The ships' nod to teenagers is a big one. Teen facilities on earlier ships were, at most, a room, but here's a space so large that it forms its own secondary promenade, branching off the main one. The teen area has a soda bar and separate dance floor flowing into a huge video games area with air-hockey tables which is open to all passengers. An inflatable laser tag arena is getting raves; for $5 all ages can have a go of it. The children's play area on Carnival Splendor is 5,500 square feet and includes a delightfully refreshing water-spray park (parents seem to enjoy this as well). Splendor's water park concept was expanded even more so aboard the Carnival Dream, which features a 303-foot-long Twister water slide, the longest at sea, along with racing slides and a splash zone.

Pool, Fitness & Spa Facilities

The ships' four swimming pools include the main pool, with its two huge hot tubs, a stage for live (and really loud) reggae and calypso music, and a giant movie screen for blaring videos and ship events. This space is where all the action (and noise) of pool games occurs, plus the occasional outbreak of line dancing. (Anyone for the Electric Slide?) Carnival's trademark twisty slide shoots into a pool one deck up. The aft pool, covered by a retractable glass dome, usually provides a more restful setting, although the pizzeria and burger grill are here (along with two more oversize hot tubs). The fourth pool is a really basic one for kiddies outside the playroom. A new feature on Carnival Splendor is the retractable dome over the midships pool, which is open or shut depending on the weather.

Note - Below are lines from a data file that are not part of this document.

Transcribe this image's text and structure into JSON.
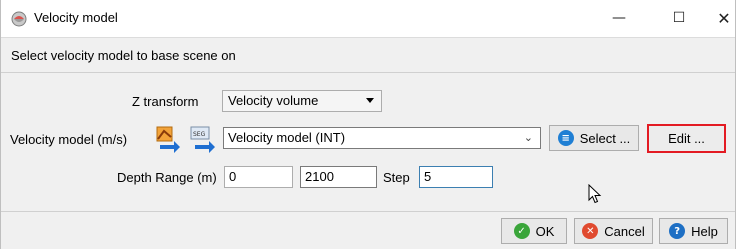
{
  "window": {
    "title": "Velocity model"
  },
  "window_controls": {
    "minimize": "—",
    "maximize": "☐",
    "close": "✕"
  },
  "header": {
    "text": "Select velocity model to base scene on"
  },
  "z_transform": {
    "label": "Z transform",
    "value": "Velocity volume"
  },
  "velocity_model": {
    "label": "Velocity model (m/s)",
    "value": "Velocity model (INT)",
    "select_label": "Select ...",
    "edit_label": "Edit ..."
  },
  "depth_range": {
    "label": "Depth Range (m)",
    "start": "0",
    "end": "2100",
    "step_label": "Step",
    "step": "5"
  },
  "footer": {
    "ok_label": "OK",
    "cancel_label": "Cancel",
    "help_label": "Help"
  },
  "colors": {
    "edit_highlight": "#e31b23",
    "ok_green": "#3aa53a",
    "cancel_red": "#e04a2f",
    "help_blue": "#1e6fc4",
    "select_blue": "#1f7fd4"
  }
}
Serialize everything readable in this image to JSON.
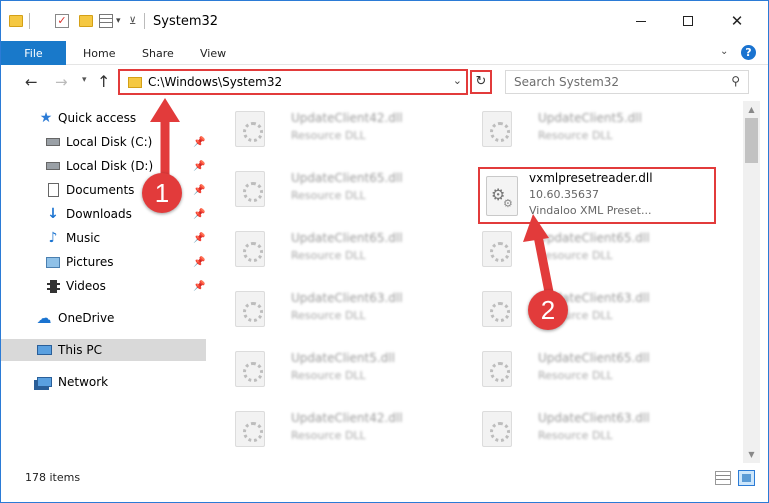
{
  "window": {
    "title": "System32"
  },
  "ribbon": {
    "file": "File",
    "tabs": [
      "Home",
      "Share",
      "View"
    ],
    "help": "?"
  },
  "address": {
    "path": "C:\\Windows\\System32",
    "search_placeholder": "Search System32"
  },
  "sidebar": {
    "items": [
      {
        "label": "Quick access",
        "icon": "star-icon",
        "pinned": false
      },
      {
        "label": "Local Disk (C:)",
        "icon": "drive-icon",
        "pinned": true
      },
      {
        "label": "Local Disk (D:)",
        "icon": "drive-icon",
        "pinned": true
      },
      {
        "label": "Documents",
        "icon": "documents-icon",
        "pinned": true
      },
      {
        "label": "Downloads",
        "icon": "download-icon",
        "pinned": true
      },
      {
        "label": "Music",
        "icon": "music-icon",
        "pinned": true
      },
      {
        "label": "Pictures",
        "icon": "pictures-icon",
        "pinned": true
      },
      {
        "label": "Videos",
        "icon": "videos-icon",
        "pinned": true
      },
      {
        "label": "OneDrive",
        "icon": "cloud-icon",
        "pinned": false
      },
      {
        "label": "This PC",
        "icon": "computer-icon",
        "pinned": false,
        "selected": true
      },
      {
        "label": "Network",
        "icon": "network-icon",
        "pinned": false
      }
    ]
  },
  "files": [
    {
      "name": "UpdateClient42.dll",
      "desc": "Resource DLL"
    },
    {
      "name": "UpdateClient5.dll",
      "desc": "Resource DLL"
    },
    {
      "name": "UpdateClient65.dll",
      "desc": "Resource DLL"
    },
    {
      "name": "UpdateClient65.dll",
      "desc": "Resource DLL"
    },
    {
      "name": "UpdateClient65.dll",
      "desc": "Resource DLL"
    },
    {
      "name": "UpdateClient63.dll",
      "desc": "Resource DLL"
    },
    {
      "name": "UpdateClient63.dll",
      "desc": "Resource DLL"
    },
    {
      "name": "UpdateClient5.dll",
      "desc": "Resource DLL"
    },
    {
      "name": "UpdateClient65.dll",
      "desc": "Resource DLL"
    },
    {
      "name": "UpdateClient42.dll",
      "desc": "Resource DLL"
    },
    {
      "name": "UpdateClient63.dll",
      "desc": "Resource DLL"
    }
  ],
  "highlighted_file": {
    "name": "vxmlpresetreader.dll",
    "version": "10.60.35637",
    "description": "Vindaloo XML Preset..."
  },
  "status": {
    "items": "178 items"
  },
  "annotations": {
    "step1": "1",
    "step2": "2",
    "color": "#e23b3b"
  }
}
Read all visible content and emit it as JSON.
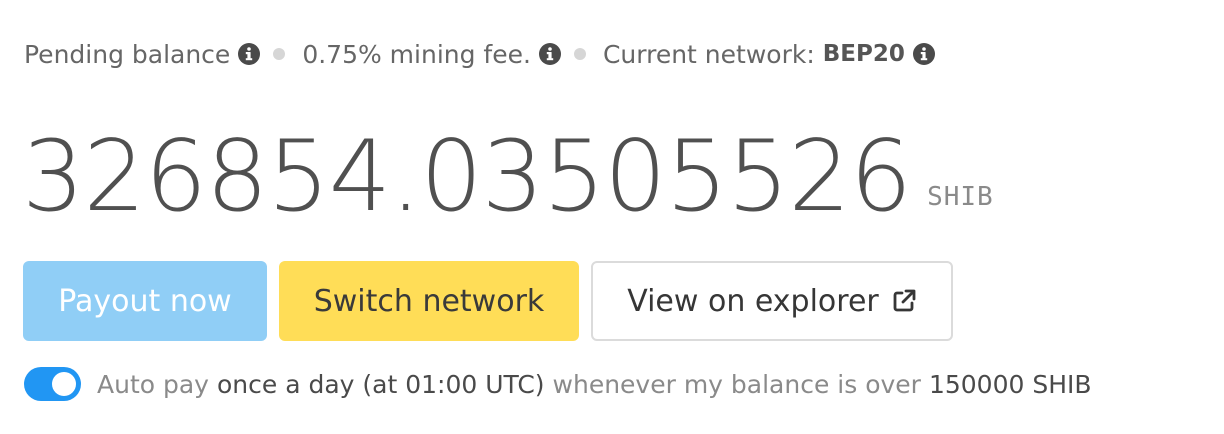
{
  "info": {
    "pending_label": "Pending balance",
    "fee_label": "0.75% mining fee.",
    "network_label": "Current network:",
    "network_value": "BEP20"
  },
  "balance": {
    "amount": "326854.03505526",
    "unit": "SHIB"
  },
  "buttons": {
    "payout": "Payout now",
    "switch": "Switch network",
    "explorer": "View on explorer"
  },
  "autopay": {
    "enabled": true,
    "prefix": "Auto pay",
    "frequency": "once a day (at 01:00 UTC)",
    "middle": "whenever my balance is over",
    "threshold": "150000 SHIB"
  },
  "icons": {
    "info": "info-circle-icon",
    "external": "external-link-icon"
  },
  "colors": {
    "payout_bg": "#90cef6",
    "switch_bg": "#ffdd57",
    "toggle_on": "#2196f3"
  }
}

The ships' 14,500-square-foot health club and salon, with neat his-and-hers oceanview steam and sauna rooms, perches high on Deck 11. Though the decor is a real yawner -- it's as though Farcus simply forgot about the waiting area and locker room -- you'll find today's latest treatments available, from hot stone massages to hair and scalp massages. The spa is run by Steiner, the company that controls most cruise ship spas, so expect a superhard sell for products right after your treatment. One more pet peeve: You won't find a hair dryer, Q-tips, cotton balls, or any other amenities in the locker room -- it's unabashedly no frills. On the fitness side, you'll find the nontrendy aerobics classes offered for free (such as stretching and step), and the cool stuff everyone wants to do, such as Pilates and spinning, going for $10 a class. There's a hot tub that sits in a glass-enclosed space jutting into the fitness room.

The Cloud 9 Spa on Carnival Splendor is huge by comparison, measuring 21,000 square feet. With 17 private rooms, there are all sorts of "European-style" treatments offered, plus an elaborate thermal suite and thalassotherapy pool. Right next to the spa aboard Glory and Splendor is Serenity, an adults-only getaway with two very large whirlpools, oversize umbrellas, and lots of comfy chaise longues and sofas. Carnival Dream takes the spa concept a step further with a 23,750-square-foot Cloud 9 Spa, the largest in the fleet.

The jogging track loops above an open deck so that no cabins underneath get pounded.